Suite à ces opérations, aussi bien par infusion que par décoction, le brassin contient deux matières qu'il faut séparer : le moût, liquide sucré qui deviendra la bière, et les drêches. Dans la cuve de brassage, les drêches se déposent au fond de la cuve. La cuve est ensuite vidée par le bas, si bien que le moût traverse les drêches : refiltré tant qu'il est trouble, il devient rapidement clair. Le moût est ensuite pompé dans la chaudière à cuire oû l'ébullition va le stabiliser et le stériliser. Enfin il va recevoir le houblon qui lui donnera son amertume et son parfum.
Le soutirage du moût
La quantité de houblon dépend du type de houblon utilisé et du type de bière souhaité. Les cônes sont mis en plusieurs fois dans le moût bouillant qui cuît dans la chaudière à cuire. Puis ils sont récupérés, au moment de la vidange de la chaudière, dans un bac qui joue le rôle de filtre. Le moût clarifié est refroidi à l'abri de l'air, dans un bac refroidissoir, oû il est en contact, au travers de minces plaques d'acier inoxydable, avec de l'eau très froide. Il passe ainsi, en quelques instants, de sa température d'ébullition à la température idéale de fermentation: aux environs de 8°C.
La Fermentation
La Fermentation est sans aucun doute la phase la plus délicate de la fabrication de la bière.

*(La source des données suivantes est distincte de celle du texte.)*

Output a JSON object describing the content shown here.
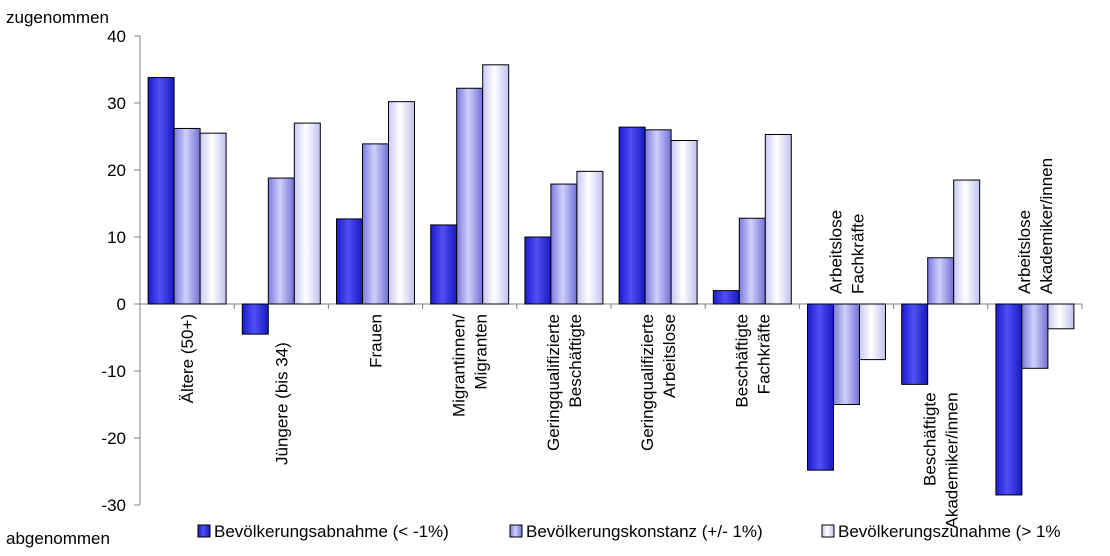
{
  "chart_data": {
    "type": "bar",
    "y_top_label": "zugenommen",
    "y_bottom_label": "abgenommen",
    "ylim": [
      -30,
      40
    ],
    "y_ticks": [
      -30,
      -20,
      -10,
      0,
      10,
      20,
      30,
      40
    ],
    "categories": [
      [
        "Ältere (50+)"
      ],
      [
        "Jüngere (bis 34)"
      ],
      [
        "Frauen"
      ],
      [
        "Migrantinnen/",
        "Migranten"
      ],
      [
        "Geringqualifizierte",
        "Beschäftigte"
      ],
      [
        "Geringqualifizierte",
        "Arbeitslose"
      ],
      [
        "Beschäftigte",
        "Fachkräfte"
      ],
      [
        "Arbeitslose",
        "Fachkräfte"
      ],
      [
        "Beschäftigte",
        "Akademiker/innen"
      ],
      [
        "Arbeitslose",
        "Akademiker/innen"
      ]
    ],
    "series": [
      {
        "name": "Bevölkerungsabnahme (< -1%)",
        "values": [
          33.8,
          -4.5,
          12.7,
          11.8,
          10.0,
          26.4,
          2.0,
          -24.8,
          -12.0,
          -28.5
        ]
      },
      {
        "name": "Bevölkerungskonstanz (+/- 1%)",
        "values": [
          26.2,
          18.8,
          23.9,
          32.2,
          17.9,
          26.0,
          12.8,
          -15.0,
          6.9,
          -9.6
        ]
      },
      {
        "name": "Bevölkerungszunahme (> 1%",
        "values": [
          25.5,
          27.0,
          30.2,
          35.7,
          19.8,
          24.4,
          25.3,
          -8.3,
          18.5,
          -3.7
        ]
      }
    ],
    "colors": [
      "#2a2ae0",
      "#9898ee",
      "#e8e8fb"
    ],
    "legend_position": "bottom",
    "grid": false
  }
}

Quelle que soit la température à laquelle doit se produire la fermentation, haute ou basse, qui détermine les deux grandes catégories de bières dans le monde, on distingue deux phases de fermentation: la principale, dite “tumultueuse”, et la secondaire, dite “de garde”.

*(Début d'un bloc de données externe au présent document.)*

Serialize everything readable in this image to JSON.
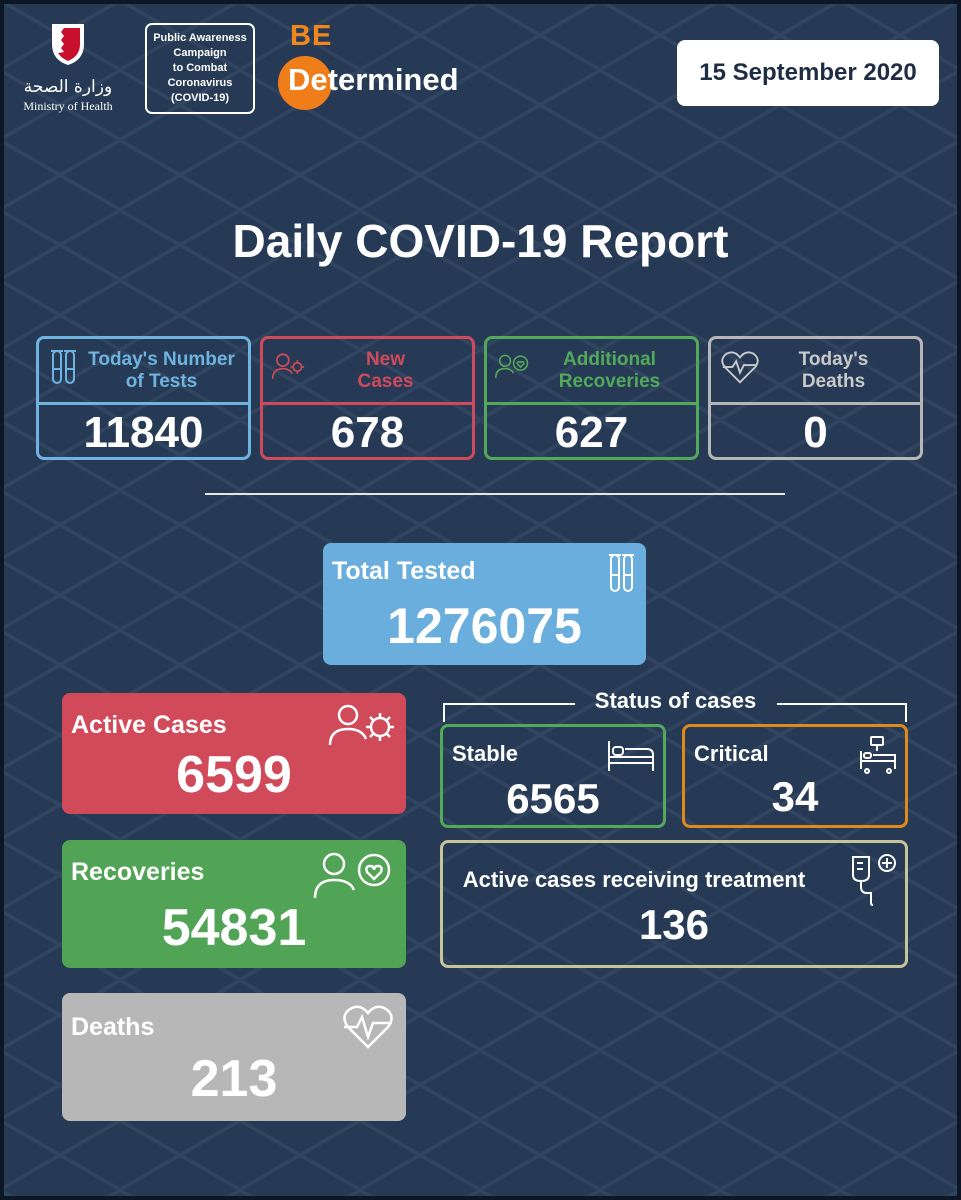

La fermentation principale transforme les sucres fermentescibles du moût en alcool et en gaz carbonique. Le processus est déclenché par le mélange d'un peu de moût et de levure. Au bout de 24 heures, une mousse importante se forme et se maintiendra au-dessus du moût pendant toute la durée de la fermentation, soit 7 à 8 jours.

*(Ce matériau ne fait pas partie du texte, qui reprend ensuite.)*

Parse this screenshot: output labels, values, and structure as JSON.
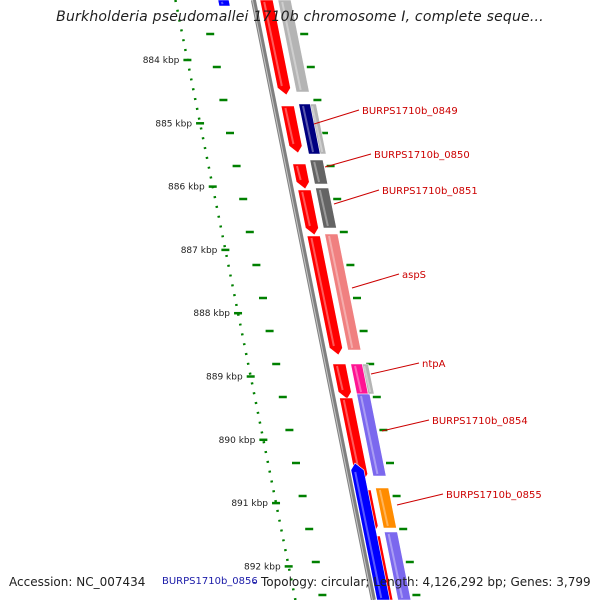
{
  "title": "Burkholderia pseudomallei 1710b chromosome I, complete seque...",
  "accession": "Accession: NC_007434",
  "hover_gene": "BURPS1710b_0856",
  "footer_separator": "-",
  "topology": "Topology: circular; Length: 4,126,292 bp; Genes: 3,799",
  "ruler_labels": [
    "884 kbp",
    "885 kbp",
    "886 kbp",
    "887 kbp",
    "888 kbp",
    "889 kbp",
    "890 kbp",
    "891 kbp",
    "892 kbp"
  ],
  "gene_labels": [
    "BURPS1710b_0849",
    "BURPS1710b_0850",
    "BURPS1710b_0851",
    "aspS",
    "ntpA",
    "BURPS1710b_0854",
    "BURPS1710b_0855"
  ],
  "colors": {
    "label_red": "#cc0000",
    "gene_red": "#ff0000",
    "gene_blue": "#0000ff",
    "navy": "#000080",
    "gray_light": "#b4b4b4",
    "gray_dark": "#646464",
    "salmon": "#f08080",
    "magenta": "#ff1493",
    "purple": "#7b68ee",
    "orange": "#ff8c00",
    "tick_green": "#008000",
    "backbone": "#808080"
  }
}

Les cuves de fermentation où réside le mystère de la bière
C'est au cours de cette période que se forment le goût, l'arôme et le gaz carbonique. La fermentation principale se ralentit lorsque le moût s'est appauvri en matières sucrées et azotées. Intervient alors la fermentation secondaire, dite de garde. Cette seconde fermentation peut durer de quelques jours à plusieurs mois, selon la qualité et le type de bière. La bière continue à fermenter; elle se décante, son goût s'affine et enfin elle se sature en gaz carbonique. La garde s'effectue dans des cuves constituées de tanks métalliques ou bien de foudres en bois ou en ciment.
La Filtration
Bien que l'action de la garde soit bénéfique pour la bière, celle-ci est loin de posséder toutes les qualités recherchées par le consommateur : elle est encore légèrement trouble et contient toujours des cellules de levure en suspension. La bière subit une filtration afin d'améliorer sa limpidité et sa stabilité.
Le Conditionnement
Avant la commercialisation, restent encore le soutirage et le conditionnement. Durant cette opération qui a pour but de faire passer la bière, stockée sous pression à 0°C dans une grande cuve, dans des tonneaux, des bouteilles ou des boîtes, la bière filtrée est très fragile et risque de s'oxyder, de s'infecter au contact de l'air ou encore de perdre une partie de son gaz carbonique.
C'est pour ces raisons, que les opérations de soutirage doivent s'effectuer dans des conditions d'hygiéne maximale. Pour remplir les différents modes de conditionnement, on utilise une soutireuse dite “isobaromètrique” qui permet de remplir les bouteilles, tonneaux ou boîtes sous pression et d'empêcher la bière de mousser. Puis entrent en action et à tour de rôle, la capsuleuse, la pasteurisation qui permet d'assurer la bonne conservation de la bière après sa sortie de la brasserie, et qui consiste à détruire toute trace de levure et micro-organismes en chauffant la bière pendant environ une vingtaine de minutes à 0°C, l'étiqueteuse.
Conditionnée définitivement sous pression dans des tonneaux ou des bouteilles bardées de leur étiquette rutilante, la bière entre dès lors dans le circuit de la vente.